I would say that there's been a lot of progress with organizations, particularly in the cloud space building out these pre-built APIs. So if we think about Microsoft and the cognitive services or the chat bots frameworks that they have available. You can literally go in, go into Azure purchase the skews for these services and you have an API that you can just run your data against. So that eliminates so much of the time that we were previously spending building custom models to solve these problems. So I think that the investments there have been, have probably been the biggest change.
Yeah, I'd like to add a little bit to that as well. Those are great resources. And I 100% agree with Amie. There's also been a lot of work on MLOps side. And coming from like a IT organization and trying to support data scientists. Tools like Kubeflow and Kubernetes have helped take that and make it possible for an IT organization to stand up cloud like resources and support multiple different business groups. And I think from the IT organization, that's one of the biggest areas I've seen.

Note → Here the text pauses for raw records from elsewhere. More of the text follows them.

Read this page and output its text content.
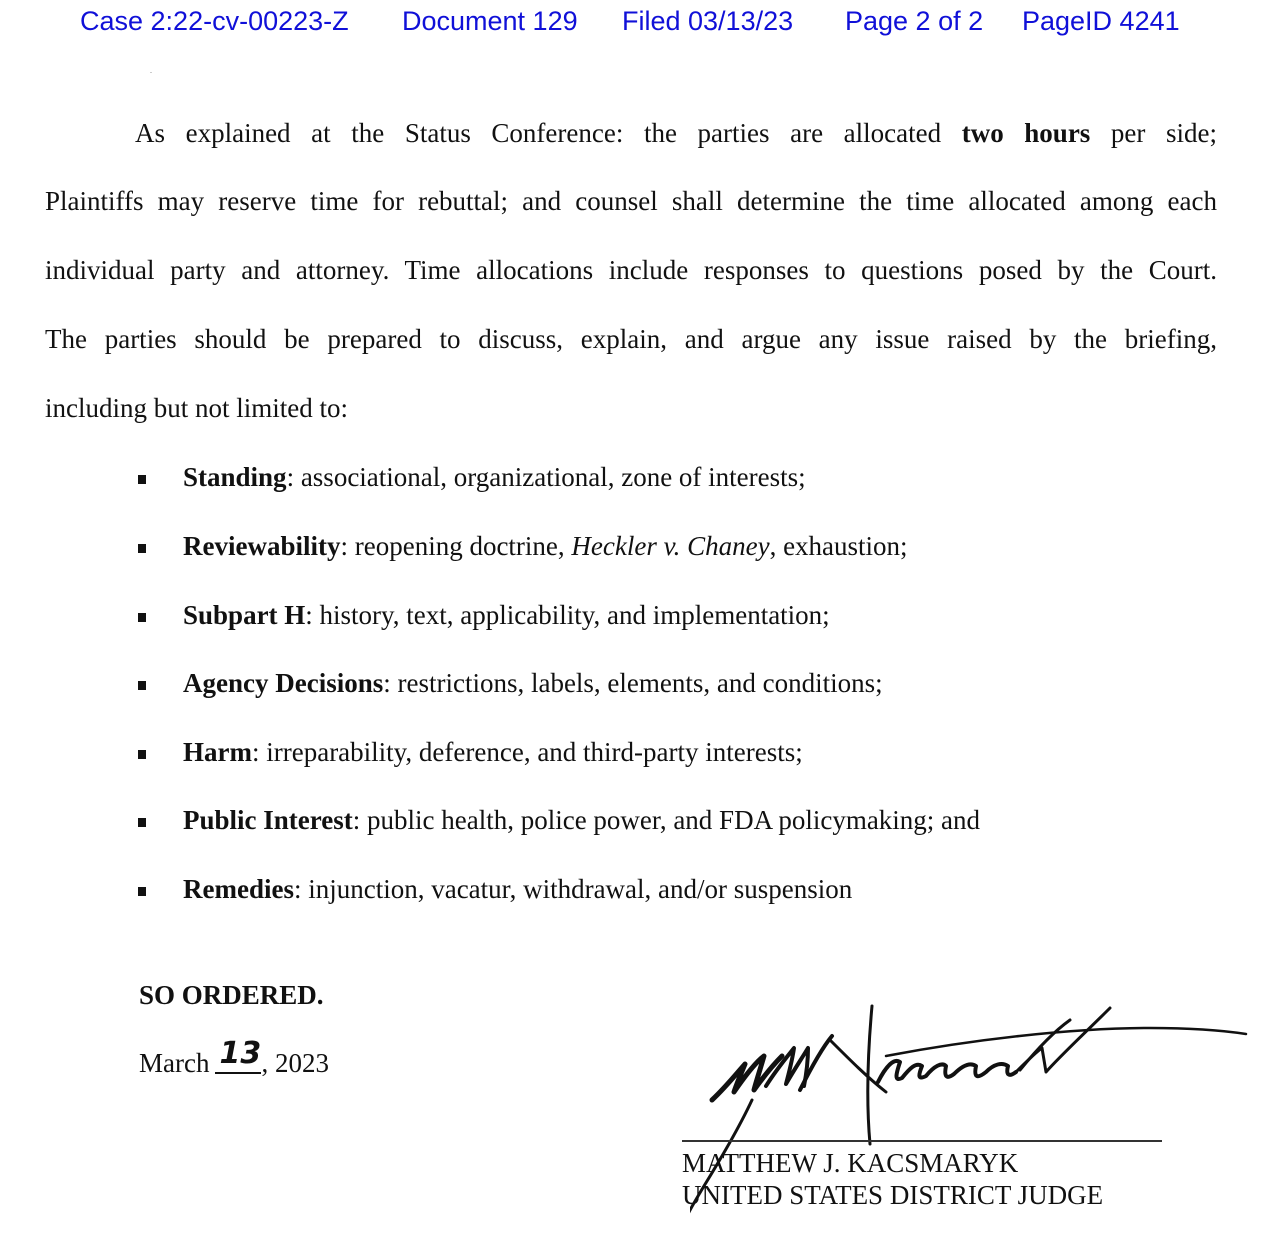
Case 2:22-cv-00223-Z Document 129 Filed 03/13/23 Page 2 of 2 PageID 4241
As explained at the Status Conference: the parties are allocated two hours per side;
Plaintiffs may reserve time for rebuttal; and counsel shall determine the time allocated among each
individual party and attorney. Time allocations include responses to questions posed by the Court.
The parties should be prepared to discuss, explain, and argue any issue raised by the briefing,
including but not limited to:
Standing: associational, organizational, zone of interests;
Reviewability: reopening doctrine, Heckler v. Chaney, exhaustion;
Subpart H: history, text, applicability, and implementation;
Agency Decisions: restrictions, labels, elements, and conditions;
Harm: irreparability, deference, and third-party interests;
Public Interest: public health, police power, and FDA policymaking; and
Remedies: injunction, vacatur, withdrawal, and/or suspension
SO ORDERED.
March 13 , 2023
MATTHEW J. KACSMARYK
UNITED STATES DISTRICT JUDGE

I agree with that. And Dave, I know you're familiar with the MLOps offering that we have on the advanced analytics practice to implement some of that for clients. Because it is new and there's a lot to it.
Yeah. And that leads into my next or the next question that we have. And it's awesome that that Redapt can help with this. But if we outsource all of this expertise, how do we also learn it so we can operate it in ... and adopt internally.
Right. So most of the time when at least on the professional services side, when we are working with our clients. There's always this aspect of informal knowledge transfer. We do offer like formal training as well on the things that we're talking about. But our developers and our architects like to work hand in hand with our clients to build out, whether it's a data warehouse architecture or if we're doing something in the data science space, build it out, and hand it off. So that way our clients can move forward with it. We've helped several organizations build out a framework for rapid PLC development. And a lab format using some of the different Cloud ML services and MLOps. So that's generally our goal, is to empower our clients to use the things that we've built and move forward with it. While we'd love to be involved in perpetuity, it's not normally the case.
Okay. Yeah. Cool. We have two more questions. I think we've got just enough time to get to them. So with work from home being our new normal, what trends are you seeing and how are organizations leveraging AI to help productivity?
That's an interesting question. So internal things that we've been working on are more in the automation space. But things that I've seen in the market in general are a lot of things from just a productivity perspective. So I'm not sure Bryan, if you have anything more to expand on that.
There's a couple more questions so we'll just move on. There's Redapt device to do these type of initiatives and a public cloud or private on-premise legality.
Yeah, I think, I tried to hit on this a little bit. But the important question is what does your business need? And oftentimes, Redapt our goal of our engagement is to help you decide where you need to run these workloads. And we work with a lot of customers doing these on-premises, building out their own private cloud infrastructure. We also work a lot with Azure, AWS, GCP. So it's really about focused on what works best.
You actually answered two questions with one answer. That's amazing.
I used IA to get the answer.
Good job. Okay. That wraps it up then, I think we've got to all the questions that attendees had asked. And that I think we'll wrap it up here. Thank you everyone for attending and there was literally no drop-off from start to finish. So amazing.
Great. Well, thank you guys so much. Feel free to reach out if you have any questions. Happy to help.
All right. Thanks, Amie. Thanks, Bryan.